Baseline, code, and materials
The “starting kit” will be released to provide a starting point for people who are interested in our challenge before June 25th, 2024. This starting kit will provide detailed clarifications on what a submission looks like exactly, and how it will be evaluated and submitted. This starting kit will include an end-to-end submission flow, exemplified with a simple baseline:
- Loading a large language model choosing from Phi-2, Llama3-8B-Instruct, or Qwen-7B-Instruct.
- Evaluating the pruned model on the OpenCompass benchmark. We will provide an easy-to-run pipeline for participants to evaluate their model on the subset of the OpenCompass benchmark. We will also provide a tool for measuring the throughput and GPU memory usage of a LLM.

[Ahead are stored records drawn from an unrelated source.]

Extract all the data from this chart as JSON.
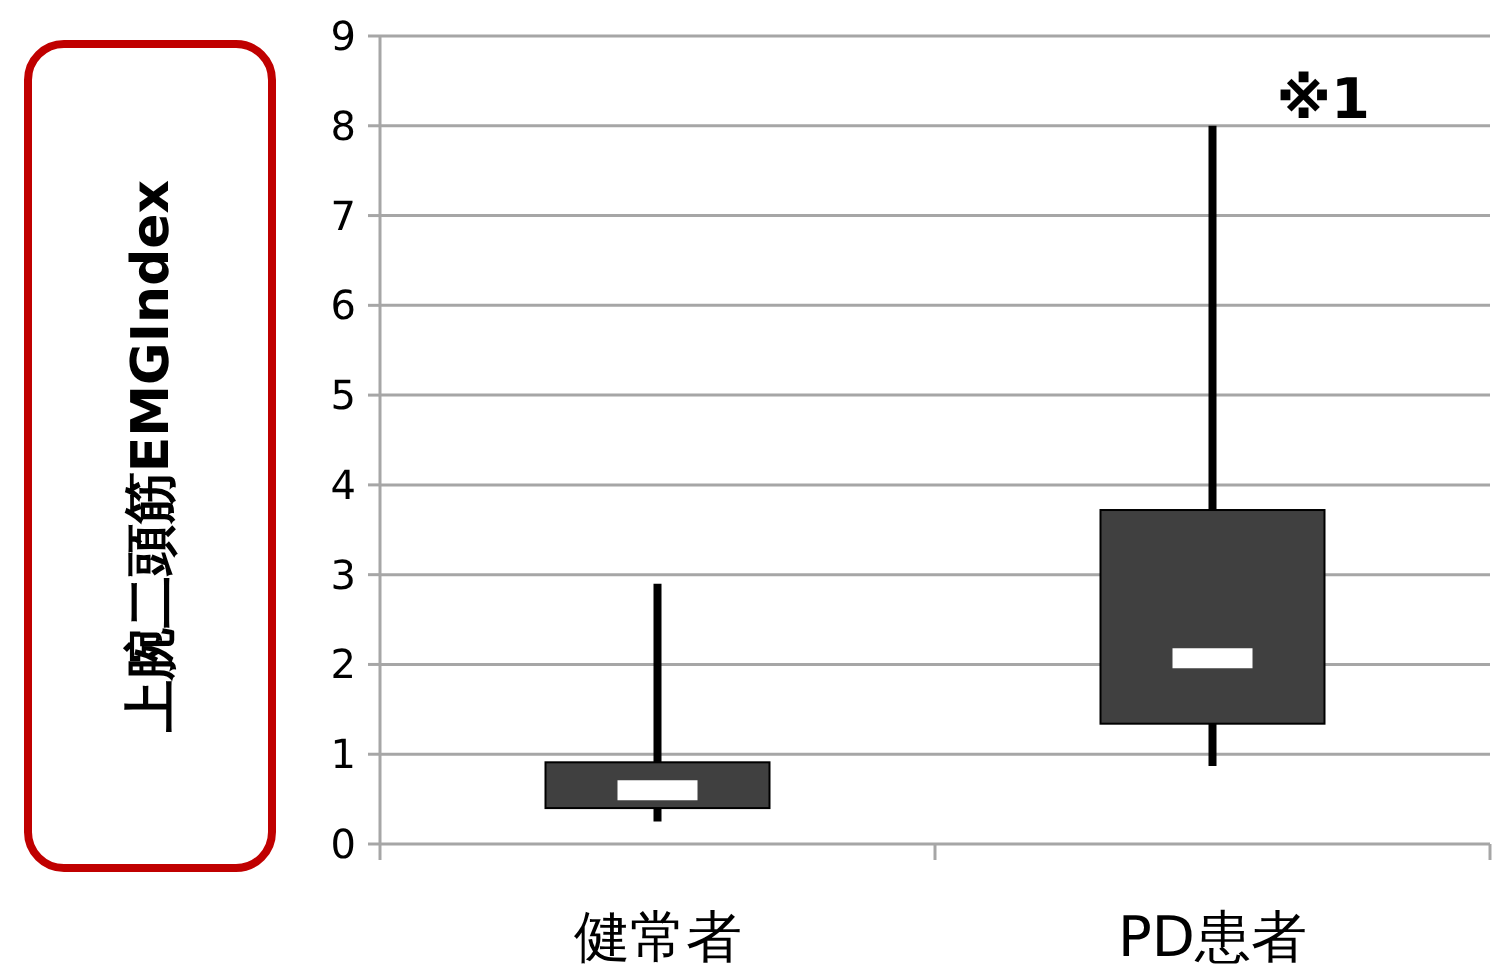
{
  "chart_data": {
    "type": "box",
    "categories": [
      "健常者",
      "PD患者"
    ],
    "ylabel": "上腕二頭筋EMGIndex",
    "ylim": [
      0,
      9
    ],
    "yticks": [
      0,
      1,
      2,
      3,
      4,
      5,
      6,
      7,
      8,
      9
    ],
    "grid": "y",
    "series": [
      {
        "color": "#404040",
        "boxes": [
          {
            "low": 0.25,
            "q1": 0.4,
            "median": 0.6,
            "q3": 0.91,
            "high": 2.9
          },
          {
            "low": 0.87,
            "q1": 1.34,
            "median": 2.07,
            "q3": 3.72,
            "high": 8.0
          }
        ]
      }
    ],
    "annotations": [
      {
        "text": "※1",
        "x": "PD患者",
        "y": 8
      }
    ]
  }
}
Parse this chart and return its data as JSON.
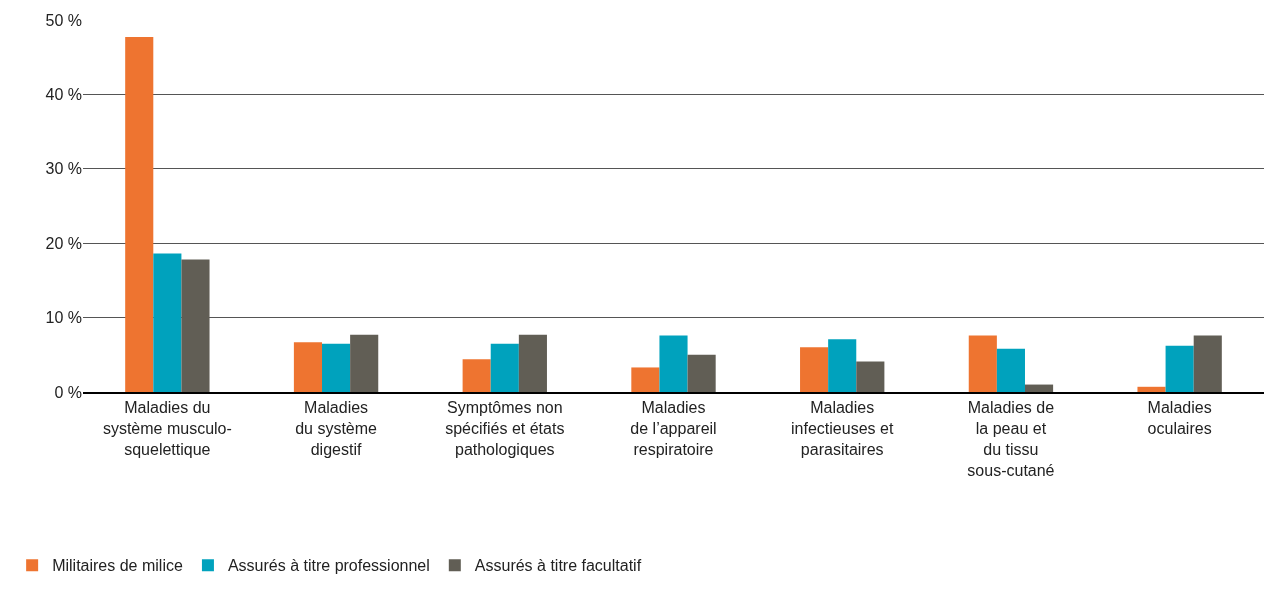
{
  "chart_data": {
    "type": "bar",
    "categories": [
      "Maladies du\nsystème musculo-\nsquelettique",
      "Maladies\ndu système\ndigestif",
      "Symptômes non\nspécifiés et états\npathologiques",
      "Maladies\nde l’appareil\nrespiratoire",
      "Maladies\ninfectieuses et\nparasitaires",
      "Maladies de\nla peau et\ndu tissu\nsous-cutané",
      "Maladies\noculaires"
    ],
    "series": [
      {
        "name": "Militaires de milice",
        "color": "#ee7430",
        "values": [
          47.7,
          6.7,
          4.4,
          3.3,
          6.0,
          7.6,
          0.7
        ]
      },
      {
        "name": "Assurés à titre professionnel",
        "color": "#00a2bd",
        "values": [
          18.6,
          6.5,
          6.5,
          7.6,
          7.1,
          5.8,
          6.2
        ]
      },
      {
        "name": "Assurés à titre facultatif",
        "color": "#615e55",
        "values": [
          17.8,
          7.7,
          7.7,
          5.0,
          4.1,
          1.0,
          7.6
        ]
      }
    ],
    "ylim": [
      0,
      50
    ],
    "yticks": [
      {
        "value": 0,
        "label": "0 %"
      },
      {
        "value": 10,
        "label": "10 %"
      },
      {
        "value": 20,
        "label": "20 %"
      },
      {
        "value": 30,
        "label": "30 %"
      },
      {
        "value": 40,
        "label": "40 %"
      },
      {
        "value": 50,
        "label": "50 %"
      }
    ],
    "grid": "y",
    "legend": "bottom left"
  }
}
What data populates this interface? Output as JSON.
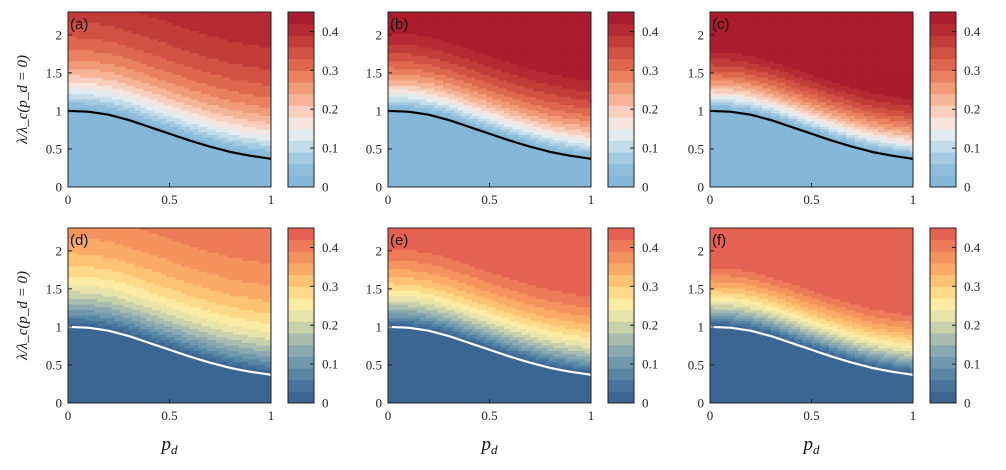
{
  "chart_data": {
    "type": "heatmap",
    "xlabel": "p_d",
    "ylabel": "λ/λ_c(p_d = 0)",
    "xlim": [
      0,
      1
    ],
    "ylim": [
      0,
      2.3
    ],
    "x_ticks": [
      "0",
      "0.5",
      "1"
    ],
    "y_ticks": [
      "0",
      "0.5",
      "1",
      "1.5",
      "2"
    ],
    "colorbar_ticks": [
      "0",
      "0.1",
      "0.2",
      "0.3",
      "0.4"
    ],
    "colorbar_range": [
      0,
      0.45
    ],
    "colorbar_levels": 15,
    "panels": [
      {
        "label": "(a)",
        "palette": "RdBu",
        "boundary_color": "#000000",
        "gain": 0.42,
        "jagged": 0
      },
      {
        "label": "(b)",
        "palette": "RdBu",
        "boundary_color": "#000000",
        "gain": 0.52,
        "jagged": 0.15
      },
      {
        "label": "(c)",
        "palette": "RdBu",
        "boundary_color": "#000000",
        "gain": 0.6,
        "jagged": 0.3
      },
      {
        "label": "(d)",
        "palette": "Spectral",
        "boundary_color": "#ffffff",
        "gain": 0.42,
        "jagged": 0
      },
      {
        "label": "(e)",
        "palette": "Spectral",
        "boundary_color": "#ffffff",
        "gain": 0.52,
        "jagged": 0.15
      },
      {
        "label": "(f)",
        "palette": "Spectral",
        "boundary_color": "#ffffff",
        "gain": 0.6,
        "jagged": 0.3
      }
    ],
    "critical_curve": {
      "p_d": [
        0,
        0.1,
        0.2,
        0.3,
        0.4,
        0.5,
        0.6,
        0.7,
        0.8,
        0.9,
        1.0
      ],
      "lambda_ratio": [
        1.0,
        0.99,
        0.95,
        0.88,
        0.79,
        0.7,
        0.61,
        0.53,
        0.46,
        0.41,
        0.37
      ]
    },
    "palettes": {
      "RdBu": [
        "#85b7d9",
        "#8ebddb",
        "#a4cbe2",
        "#c3dcea",
        "#e2ebf0",
        "#f5e5de",
        "#f8cfbc",
        "#f6b597",
        "#f19b78",
        "#e98161",
        "#de684f",
        "#d15243",
        "#c23c3a",
        "#b52a33",
        "#ab1d2d"
      ],
      "Spectral": [
        "#3b6693",
        "#46749c",
        "#5a86a6",
        "#7199ad",
        "#8ba9b1",
        "#a9bcb0",
        "#c9d1ab",
        "#e8e4a9",
        "#fdeba4",
        "#fed98a",
        "#fdc373",
        "#fbab66",
        "#f5935e",
        "#ee7b58",
        "#e56253"
      ]
    }
  }
}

- Compile a model into a binary model library that can be run on android devices. We will provide a tool that can help participants easily deploy their LLMs on the smartphone platform.
Training datasets
This competition will not evaluate submissions based on the analysis of data. Our competition features two tracks: (1) post-training LLM compression for edge devices; and (2) training edge LLMs from scratch. We will allow participants to use and only use the C4 dataset and (Chinese) Alpaca for both tracks. The C4 dataset is a colossal, cleaned version of Common Crawl’s web crawl corpus, which is mainly intended to pre-train language models and word representations. Language models like MPT-7B and T5 are pre-trained with the C4 dataset. C4 is a large enough dataset that can make the competition interesting and draw conclusive and statistically significant results.
-
The C4 dataset can be accessed through: C4 dataset.
-
The Chinese version of Alpaca can be accessed through: Alpaca dataset.